Friendship has impacted my relationship with God in so many ways. On a positive note, it’s encouraged me to continue to deepen my relationship with and seek Jesus. I have great friends who I can pray with and get sound advice from.

In my lifetime, I have strayed away from God because I wanted to be liked by "friends" that were either not believers or simply didn’t practice their faith. I’ve typically not talked about faith with my friends; it’s been more of a forbidden topic; however, more recently my closest friend is very open about her faith as a Catholic and, in turn, it’s made me talk more about my faith as well. She share about Bible Studies and such, which encourages me to continue. Friendships made during Disciple and Sunday School are also good and very encouraging for that season.

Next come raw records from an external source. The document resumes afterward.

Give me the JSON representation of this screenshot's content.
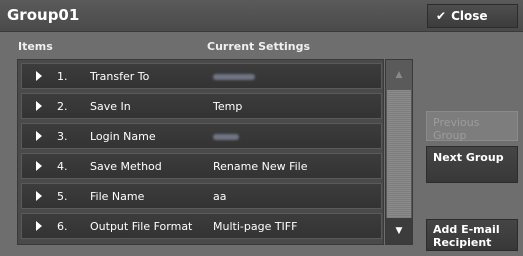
{
  "window": {
    "title": "Group01",
    "close_label": "Close"
  },
  "columns": {
    "items": "Items",
    "current_settings": "Current Settings"
  },
  "rows": [
    {
      "num": "1.",
      "label": "Transfer To",
      "value": "",
      "redacted": true
    },
    {
      "num": "2.",
      "label": "Save In",
      "value": "Temp",
      "redacted": false
    },
    {
      "num": "3.",
      "label": "Login Name",
      "value": "",
      "redacted": true
    },
    {
      "num": "4.",
      "label": "Save Method",
      "value": "Rename New File",
      "redacted": false
    },
    {
      "num": "5.",
      "label": "File Name",
      "value": "aa",
      "redacted": false
    },
    {
      "num": "6.",
      "label": "Output File Format",
      "value": "Multi-page TIFF",
      "redacted": false
    }
  ],
  "side_buttons": {
    "previous_group": "Previous Group",
    "next_group": "Next Group",
    "add_email_recipient": "Add E-mail Recipient"
  },
  "icons": {
    "close": "checkmark-icon",
    "row": "triangle-right-icon",
    "scroll_up": "triangle-up-icon",
    "scroll_down": "triangle-down-icon"
  }
}
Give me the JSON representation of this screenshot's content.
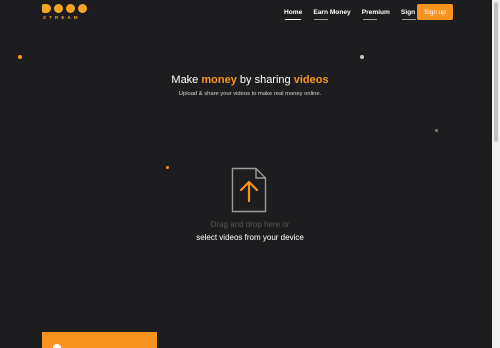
{
  "brand": {
    "logo_text": "STREAM",
    "accent": "#f7931e"
  },
  "nav": {
    "links": [
      {
        "label": "Home",
        "active": true
      },
      {
        "label": "Earn Money",
        "active": false
      },
      {
        "label": "Premium",
        "active": false
      },
      {
        "label": "Sign in",
        "active": false
      }
    ],
    "signup_label": "Sign up"
  },
  "hero": {
    "title_prefix": "Make ",
    "title_money": "money",
    "title_mid": " by sharing ",
    "title_videos": "videos",
    "subtitle": "Upload & share your videos to make real money online."
  },
  "upload": {
    "icon": "file-upload-icon",
    "drop_hint": "Drag and drop here or",
    "select_label": "select videos from your device"
  },
  "colors": {
    "background": "#1d1d1f",
    "accent": "#f7931e",
    "muted_text": "#555555"
  }
}
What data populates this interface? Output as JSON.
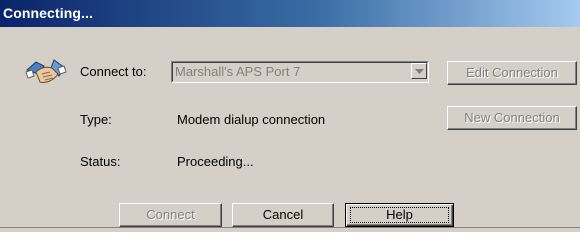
{
  "window": {
    "title": "Connecting..."
  },
  "labels": {
    "connect_to": "Connect to:",
    "type": "Type:",
    "status": "Status:"
  },
  "values": {
    "connection_name": "Marshall's APS Port 7",
    "type": "Modem dialup connection",
    "status": "Proceeding..."
  },
  "buttons": {
    "edit_connection": "Edit Connection",
    "new_connection": "New Connection",
    "connect": "Connect",
    "cancel": "Cancel",
    "help": "Help"
  },
  "states": {
    "connection_combo_enabled": false,
    "edit_connection_enabled": false,
    "new_connection_enabled": false,
    "connect_enabled": false,
    "focused_button": "Help"
  },
  "icons": {
    "connection": "handshake-icon",
    "dropdown": "chevron-down-icon"
  },
  "colors": {
    "title_bar_start": "#0a246a",
    "title_bar_end": "#a6caf0",
    "dialog_background": "#d4d0c8",
    "disabled_text": "#808080"
  }
}
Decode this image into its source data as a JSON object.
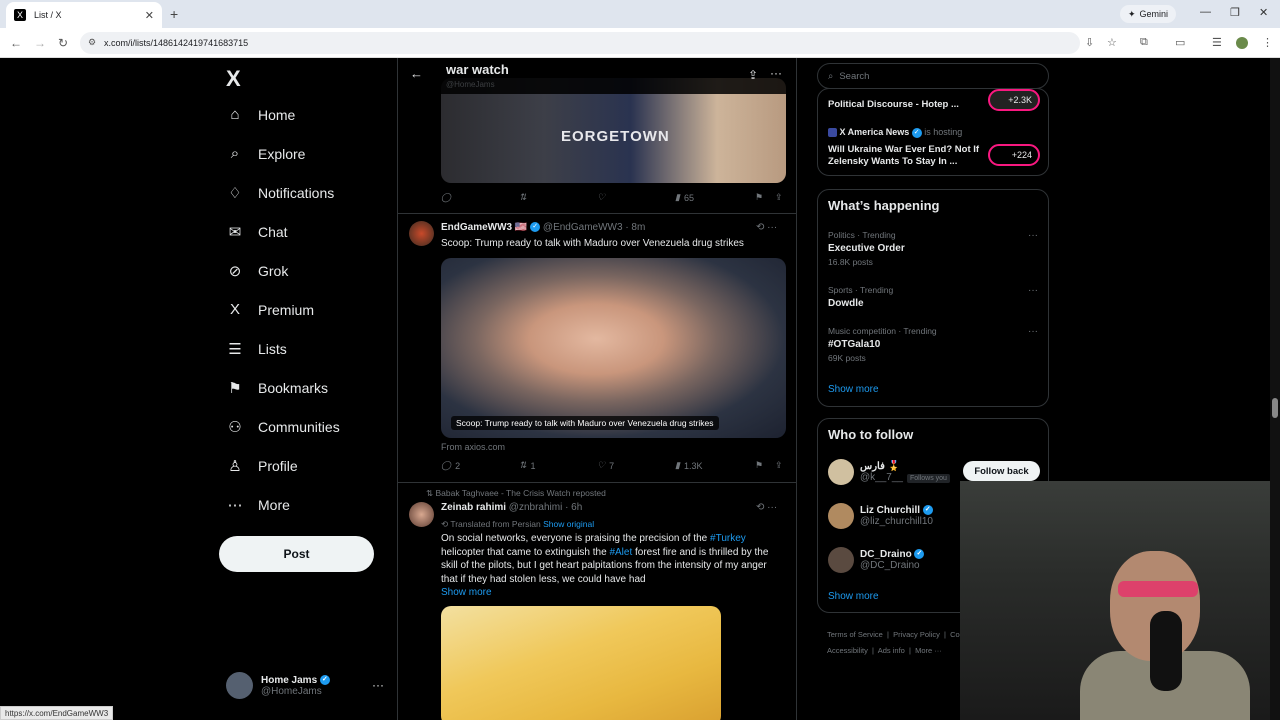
{
  "browser": {
    "tab_title": "List / X",
    "tab_favicon": "X",
    "new_tab": "+",
    "url": "x.com/i/lists/1486142419741683715",
    "gemini": "Gemini",
    "status_url": "https://x.com/EndGameWW3"
  },
  "nav": {
    "logo": "X",
    "items": [
      {
        "label": "Home",
        "icon": "⌂"
      },
      {
        "label": "Explore",
        "icon": "⌕"
      },
      {
        "label": "Notifications",
        "icon": "♢"
      },
      {
        "label": "Chat",
        "icon": "✉"
      },
      {
        "label": "Grok",
        "icon": "⊘"
      },
      {
        "label": "Premium",
        "icon": "X"
      },
      {
        "label": "Lists",
        "icon": "☰"
      },
      {
        "label": "Bookmarks",
        "icon": "⚑"
      },
      {
        "label": "Communities",
        "icon": "⚇"
      },
      {
        "label": "Profile",
        "icon": "♙"
      },
      {
        "label": "More",
        "icon": "⋯"
      }
    ],
    "post_label": "Post",
    "account": {
      "name": "Home Jams",
      "handle": "@HomeJams",
      "more": "···"
    }
  },
  "header": {
    "title": "war watch",
    "subtitle": "@HomeJams"
  },
  "tweet0": {
    "media_text": "EORGETOWN",
    "replies": "",
    "reposts": "",
    "likes": "",
    "views": "65"
  },
  "tweet1": {
    "name": "EndGameWW3 🇺🇸",
    "handle": "@EndGameWW3 · 8m",
    "text": "Scoop: Trump ready to talk with Maduro over Venezuela drug strikes",
    "media_caption": "Scoop: Trump ready to talk with Maduro over Venezuela drug strikes",
    "source": "From axios.com",
    "replies": "2",
    "reposts": "1",
    "likes": "7",
    "views": "1.3K"
  },
  "tweet2": {
    "repost_by": "Babak Taghvaee - The Crisis Watch reposted",
    "name": "Zeinab rahimi",
    "handle": "@znbrahimi · 6h",
    "translated": "Translated from Persian",
    "show_original": "Show original",
    "text_a": "On social networks, everyone is praising the precision of the ",
    "tag_turkey": "#Turkey",
    "text_b": "helicopter that came to extinguish the ",
    "tag_alet": "#Alet",
    "text_c": " forest fire and is thrilled by the skill of the pilots, but I get heart palpitations from the intensity of my anger that if they had stolen less, we could have had",
    "show_more": "Show more"
  },
  "sidebar": {
    "search_placeholder": "Search",
    "spaces": [
      {
        "title": "Political Discourse - Hotep ...",
        "count": "+2.3K"
      },
      {
        "host": "X America News",
        "host_suffix": "is hosting",
        "title": "Will Ukraine War Ever End? Not If Zelensky Wants To Stay In ...",
        "count": "+224"
      }
    ],
    "happening_title": "What’s happening",
    "trends": [
      {
        "cat": "Politics · Trending",
        "name": "Executive Order",
        "count": "16.8K posts"
      },
      {
        "cat": "Sports · Trending",
        "name": "Dowdle",
        "count": ""
      },
      {
        "cat": "Music competition · Trending",
        "name": "#OTGala10",
        "count": "69K posts"
      }
    ],
    "show_more": "Show more",
    "who_title": "Who to follow",
    "follow": [
      {
        "name": "فارس 🎖️",
        "handle": "@k__7__",
        "follows_you": "Follows you",
        "button": "Follow back"
      },
      {
        "name": "Liz Churchill",
        "handle": "@liz_churchill10"
      },
      {
        "name": "DC_Draino",
        "handle": "@DC_Draino"
      }
    ],
    "who_show_more": "Show more",
    "footer_line1": [
      "Terms of Service",
      "Privacy Policy",
      "Cookie Policy"
    ],
    "footer_line2": [
      "Accessibility",
      "Ads info",
      "More ···"
    ]
  }
}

As a teen and college student my friendships were not based in Christ. They led me away from God and led me toward sin. I am responsible for my actions and one of those actions was not having friends in Christ. As I have grown up I have missed my connection with the Lord and Christ and part of whtlat held me back was the people I was around. Not bad people just not a lot of people who openly walked with Christ. I have yearned for real friendships and have yearned for a closer friendship with Christ. Finding COTR, Tammy, Nancy, the women of COTR Willow and Wasilla, women’s connect has made a world of difference. It had opened up my heart and mind to a closer relationship with Jesus and other women.

friendships have helped to strengthen my dependence on God for all things. they have made my life constantly grow and change helping me to be more christlike

Accountability, Biblical knowledge growth, joy, hope, hands on physical support. Life without Christian friends is no life at all.

Most of my closest friends do not walk with the Lord. If they do walk with the Lord it is in their own quiet way. I find myself quietly walking with the Lord, not saying much to my friends about it. I do this alone. I do not want to do this alone. I want close friendships that I can walk alongside them and the Lord.

Good friendships have shown me how to love myself, despite my flaws. When friends see the good in me, it helps me to see the good in myself. They offer grace and forgiveness and allow me to be more forgiving of others. Faithful friends have strengthened my relationship with God by being good examples and showing me new ways to act out my faith – such as praying out loud, being more open about my faith in conversations, and encouraging me to be a faithful model to my children.

However, there have been times when people who called themselves Christians hurt me in deep ways and that has become a setback in my faith journey.

The word “friend” is a big deal for me. In my growing up years, what I thought “friend” meant was tossed around like a ball, not eating much to those I thought were my friends. I’d say it probably pushed me closer to Jesus at times but also made me really question the need for friends. I’m aware isolation is not healthy, but at times it does seem much more appealing.